Is the water safe/not contaminated for dogs and children to play in the grotto beneath the reservoir on the santa ynez trails just off palisades drive below the restaurant
is there any over night camping allowed?
Nearby Musch Camp is a hike-in campground with eight tent sites to backpackers with amenities like picnic tables, drinking water, and flush toilets. Sites may be reserved for $7 per night on a first-come first-serve basis. More information with this hike to Eagle Rock in Topanga State Park.
Has anyone done this hike lately? I assume it has water but is it passable?
I hiked the Santa Ynez waterfall today.
It is definitely passable. Just a few rocks to cross the stream but nothing hard. The waterfall wasn’t as impressive as I thought but the hike is very pleasant, shady and very green after the rainy days we had. It you can wear real hiking shoes would be better than regular sneakers. The rocks could be slippery and if you are adventurous enough, you could climb with the help of the rope attached at the rock by the waterfall and go above.
Some people did climb the waterfall and came down afterwards and some people tried but their shoes were slipping from the sleepery rock.
Hope you are going to enjoy it as much as I did today.
It’s a very short hike for my standards but really nice and green as I said.
Perfect for those hot summer days.
Horrible trail. Doesn’t look like the photos and it’s covered in Poison Oak. Dangerous and not that fun. There wasn’t any water, not even at the “waterfall”.
Has anyone been on a hike there since the rain passed though about a month or so ago and knows if the fall is going? I’ve been to other trails in the area awhile ago but wanted to find a new place.

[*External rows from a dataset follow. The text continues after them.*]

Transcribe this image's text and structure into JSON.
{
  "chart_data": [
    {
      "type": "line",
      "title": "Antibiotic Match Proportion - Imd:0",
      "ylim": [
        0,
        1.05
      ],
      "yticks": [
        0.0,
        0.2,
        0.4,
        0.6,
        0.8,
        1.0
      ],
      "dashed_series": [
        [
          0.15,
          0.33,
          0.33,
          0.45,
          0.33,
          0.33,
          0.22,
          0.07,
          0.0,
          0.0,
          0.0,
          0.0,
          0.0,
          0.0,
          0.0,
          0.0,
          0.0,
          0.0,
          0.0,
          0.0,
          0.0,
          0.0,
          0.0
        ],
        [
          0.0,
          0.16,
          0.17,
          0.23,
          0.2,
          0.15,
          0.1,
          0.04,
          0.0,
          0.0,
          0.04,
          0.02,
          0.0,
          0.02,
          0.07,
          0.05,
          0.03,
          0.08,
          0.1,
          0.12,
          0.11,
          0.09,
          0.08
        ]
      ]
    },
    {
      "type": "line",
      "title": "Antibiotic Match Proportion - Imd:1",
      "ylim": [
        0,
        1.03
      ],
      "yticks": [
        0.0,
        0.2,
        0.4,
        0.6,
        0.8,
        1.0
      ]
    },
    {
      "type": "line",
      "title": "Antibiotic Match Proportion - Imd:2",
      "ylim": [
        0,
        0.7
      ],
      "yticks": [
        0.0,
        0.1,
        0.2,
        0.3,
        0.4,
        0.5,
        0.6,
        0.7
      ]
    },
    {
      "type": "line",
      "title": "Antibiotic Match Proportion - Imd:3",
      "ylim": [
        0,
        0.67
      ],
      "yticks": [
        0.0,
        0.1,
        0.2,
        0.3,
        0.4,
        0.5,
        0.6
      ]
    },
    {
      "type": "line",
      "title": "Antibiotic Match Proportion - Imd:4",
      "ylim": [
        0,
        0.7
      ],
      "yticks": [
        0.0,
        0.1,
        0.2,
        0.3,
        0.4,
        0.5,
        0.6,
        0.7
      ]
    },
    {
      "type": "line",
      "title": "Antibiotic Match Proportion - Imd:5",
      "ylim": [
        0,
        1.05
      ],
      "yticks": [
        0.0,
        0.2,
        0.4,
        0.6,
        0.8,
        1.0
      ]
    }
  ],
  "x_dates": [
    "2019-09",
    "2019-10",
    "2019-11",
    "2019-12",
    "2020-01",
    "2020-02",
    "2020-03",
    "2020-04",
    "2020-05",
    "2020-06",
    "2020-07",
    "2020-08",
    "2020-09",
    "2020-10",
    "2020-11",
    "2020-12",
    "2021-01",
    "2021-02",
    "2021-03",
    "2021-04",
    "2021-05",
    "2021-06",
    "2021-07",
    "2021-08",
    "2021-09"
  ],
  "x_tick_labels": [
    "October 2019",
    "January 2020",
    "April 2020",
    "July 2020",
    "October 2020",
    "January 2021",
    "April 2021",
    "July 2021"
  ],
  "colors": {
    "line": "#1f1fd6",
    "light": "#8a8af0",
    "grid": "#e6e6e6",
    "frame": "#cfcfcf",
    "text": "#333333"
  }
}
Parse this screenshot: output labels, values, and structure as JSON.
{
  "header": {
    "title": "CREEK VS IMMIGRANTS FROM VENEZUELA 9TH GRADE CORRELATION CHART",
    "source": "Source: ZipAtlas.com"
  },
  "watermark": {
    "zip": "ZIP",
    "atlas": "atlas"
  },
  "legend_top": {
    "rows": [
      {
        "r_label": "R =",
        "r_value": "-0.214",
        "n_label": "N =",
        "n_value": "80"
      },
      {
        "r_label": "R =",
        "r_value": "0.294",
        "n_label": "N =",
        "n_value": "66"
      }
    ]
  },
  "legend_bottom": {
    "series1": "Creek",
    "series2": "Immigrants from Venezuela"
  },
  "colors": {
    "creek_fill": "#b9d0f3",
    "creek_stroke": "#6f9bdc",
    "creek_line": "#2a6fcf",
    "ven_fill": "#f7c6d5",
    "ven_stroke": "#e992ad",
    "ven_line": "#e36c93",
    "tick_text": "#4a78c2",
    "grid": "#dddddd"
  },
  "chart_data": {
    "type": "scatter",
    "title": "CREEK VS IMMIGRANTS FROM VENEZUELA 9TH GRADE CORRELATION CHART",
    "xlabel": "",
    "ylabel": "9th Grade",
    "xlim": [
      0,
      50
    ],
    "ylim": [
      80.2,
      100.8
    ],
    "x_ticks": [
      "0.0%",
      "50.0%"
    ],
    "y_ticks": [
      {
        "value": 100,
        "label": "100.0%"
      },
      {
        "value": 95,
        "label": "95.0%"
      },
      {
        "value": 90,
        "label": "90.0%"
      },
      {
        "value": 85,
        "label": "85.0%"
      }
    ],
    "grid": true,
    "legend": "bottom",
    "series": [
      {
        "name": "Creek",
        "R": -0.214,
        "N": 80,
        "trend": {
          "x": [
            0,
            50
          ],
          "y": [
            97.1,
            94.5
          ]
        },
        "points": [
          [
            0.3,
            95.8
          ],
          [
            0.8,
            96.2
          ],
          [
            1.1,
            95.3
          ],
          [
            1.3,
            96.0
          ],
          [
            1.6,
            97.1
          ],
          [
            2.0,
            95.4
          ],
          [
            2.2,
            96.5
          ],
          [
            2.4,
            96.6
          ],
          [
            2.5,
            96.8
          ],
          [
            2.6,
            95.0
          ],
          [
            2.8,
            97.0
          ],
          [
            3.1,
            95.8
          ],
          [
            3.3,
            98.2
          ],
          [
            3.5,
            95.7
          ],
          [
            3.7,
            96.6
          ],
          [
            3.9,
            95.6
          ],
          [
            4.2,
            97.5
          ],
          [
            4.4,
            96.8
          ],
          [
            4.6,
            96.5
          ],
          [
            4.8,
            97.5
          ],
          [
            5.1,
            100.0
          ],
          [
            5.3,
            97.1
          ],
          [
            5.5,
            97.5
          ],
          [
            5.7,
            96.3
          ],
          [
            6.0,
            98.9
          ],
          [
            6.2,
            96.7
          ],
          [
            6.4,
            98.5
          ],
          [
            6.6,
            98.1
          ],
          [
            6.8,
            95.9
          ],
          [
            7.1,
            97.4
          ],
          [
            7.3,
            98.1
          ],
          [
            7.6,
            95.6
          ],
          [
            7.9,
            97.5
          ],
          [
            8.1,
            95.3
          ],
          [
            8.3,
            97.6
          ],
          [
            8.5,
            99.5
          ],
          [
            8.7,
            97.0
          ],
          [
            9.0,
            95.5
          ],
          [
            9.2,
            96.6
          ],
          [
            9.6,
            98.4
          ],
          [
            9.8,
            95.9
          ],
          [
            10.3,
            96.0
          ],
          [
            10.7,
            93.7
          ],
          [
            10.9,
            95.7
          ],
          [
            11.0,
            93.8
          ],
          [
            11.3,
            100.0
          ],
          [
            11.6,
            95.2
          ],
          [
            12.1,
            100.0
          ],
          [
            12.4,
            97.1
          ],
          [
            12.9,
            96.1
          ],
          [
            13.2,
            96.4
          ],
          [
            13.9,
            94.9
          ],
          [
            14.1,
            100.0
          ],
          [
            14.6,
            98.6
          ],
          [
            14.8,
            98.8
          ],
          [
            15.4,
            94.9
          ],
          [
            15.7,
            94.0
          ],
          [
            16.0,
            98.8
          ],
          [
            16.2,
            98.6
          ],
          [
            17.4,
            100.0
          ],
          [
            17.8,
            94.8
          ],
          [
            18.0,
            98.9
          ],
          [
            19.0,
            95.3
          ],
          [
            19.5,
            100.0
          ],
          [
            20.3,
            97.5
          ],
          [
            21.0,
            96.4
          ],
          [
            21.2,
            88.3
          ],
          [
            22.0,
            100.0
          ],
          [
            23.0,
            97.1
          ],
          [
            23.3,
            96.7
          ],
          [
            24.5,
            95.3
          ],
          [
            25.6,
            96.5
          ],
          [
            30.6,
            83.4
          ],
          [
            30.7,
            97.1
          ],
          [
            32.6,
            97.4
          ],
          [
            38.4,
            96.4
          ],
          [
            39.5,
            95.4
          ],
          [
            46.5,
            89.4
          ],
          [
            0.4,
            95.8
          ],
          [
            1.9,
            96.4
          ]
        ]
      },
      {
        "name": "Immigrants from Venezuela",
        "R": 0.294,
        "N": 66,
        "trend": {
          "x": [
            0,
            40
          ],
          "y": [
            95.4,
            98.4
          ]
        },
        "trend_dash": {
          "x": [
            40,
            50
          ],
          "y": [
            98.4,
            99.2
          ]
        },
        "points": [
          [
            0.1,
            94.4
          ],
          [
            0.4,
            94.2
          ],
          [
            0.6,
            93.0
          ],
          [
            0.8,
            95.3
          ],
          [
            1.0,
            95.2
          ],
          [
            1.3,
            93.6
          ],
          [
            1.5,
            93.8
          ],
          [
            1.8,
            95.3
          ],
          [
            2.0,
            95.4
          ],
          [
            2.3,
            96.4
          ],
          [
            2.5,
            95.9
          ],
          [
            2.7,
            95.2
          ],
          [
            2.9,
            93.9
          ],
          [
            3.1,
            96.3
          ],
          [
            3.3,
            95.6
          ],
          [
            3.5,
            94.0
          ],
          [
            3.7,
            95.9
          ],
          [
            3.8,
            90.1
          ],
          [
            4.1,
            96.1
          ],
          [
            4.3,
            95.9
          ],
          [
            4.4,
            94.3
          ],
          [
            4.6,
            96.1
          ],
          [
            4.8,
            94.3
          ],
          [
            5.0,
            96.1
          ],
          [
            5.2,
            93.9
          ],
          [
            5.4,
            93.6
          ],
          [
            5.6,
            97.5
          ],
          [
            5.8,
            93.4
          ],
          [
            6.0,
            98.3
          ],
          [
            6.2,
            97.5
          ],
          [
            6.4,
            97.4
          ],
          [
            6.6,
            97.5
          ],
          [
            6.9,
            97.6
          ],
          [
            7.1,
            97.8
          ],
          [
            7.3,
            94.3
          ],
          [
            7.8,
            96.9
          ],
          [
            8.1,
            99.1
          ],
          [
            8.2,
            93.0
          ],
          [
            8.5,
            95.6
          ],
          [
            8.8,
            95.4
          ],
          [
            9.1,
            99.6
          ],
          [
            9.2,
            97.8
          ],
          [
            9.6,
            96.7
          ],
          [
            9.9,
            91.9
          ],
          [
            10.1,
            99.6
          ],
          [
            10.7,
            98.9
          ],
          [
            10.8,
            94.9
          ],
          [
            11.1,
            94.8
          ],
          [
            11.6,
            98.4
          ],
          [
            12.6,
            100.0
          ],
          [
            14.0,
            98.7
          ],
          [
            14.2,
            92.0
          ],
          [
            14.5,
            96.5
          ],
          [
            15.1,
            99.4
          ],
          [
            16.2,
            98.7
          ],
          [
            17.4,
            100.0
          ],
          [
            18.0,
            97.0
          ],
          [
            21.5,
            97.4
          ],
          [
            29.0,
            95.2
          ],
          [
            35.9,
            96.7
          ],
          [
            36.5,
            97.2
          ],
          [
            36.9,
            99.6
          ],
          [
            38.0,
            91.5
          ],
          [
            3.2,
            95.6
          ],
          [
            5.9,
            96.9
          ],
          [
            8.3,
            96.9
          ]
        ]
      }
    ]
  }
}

Hiked it on July 14, 2019. The stream isn’t moving quickly but there is quite a bit of water and the waterfall is still going. Remember this year we’ve had an absolute ton of rain so in future years I wouldn’t expect any water in July. We took our 4yo kids and they were able to hang, but were seriously wiped at the end. The needed quite a bit of help, especially toward the waterfall which requires some rock scrambling and I found it quite challenging as well. I did hear some rattles on the way in but never saw any snakes. And the trail past the half mile point can be hard to navigate and very overgrown.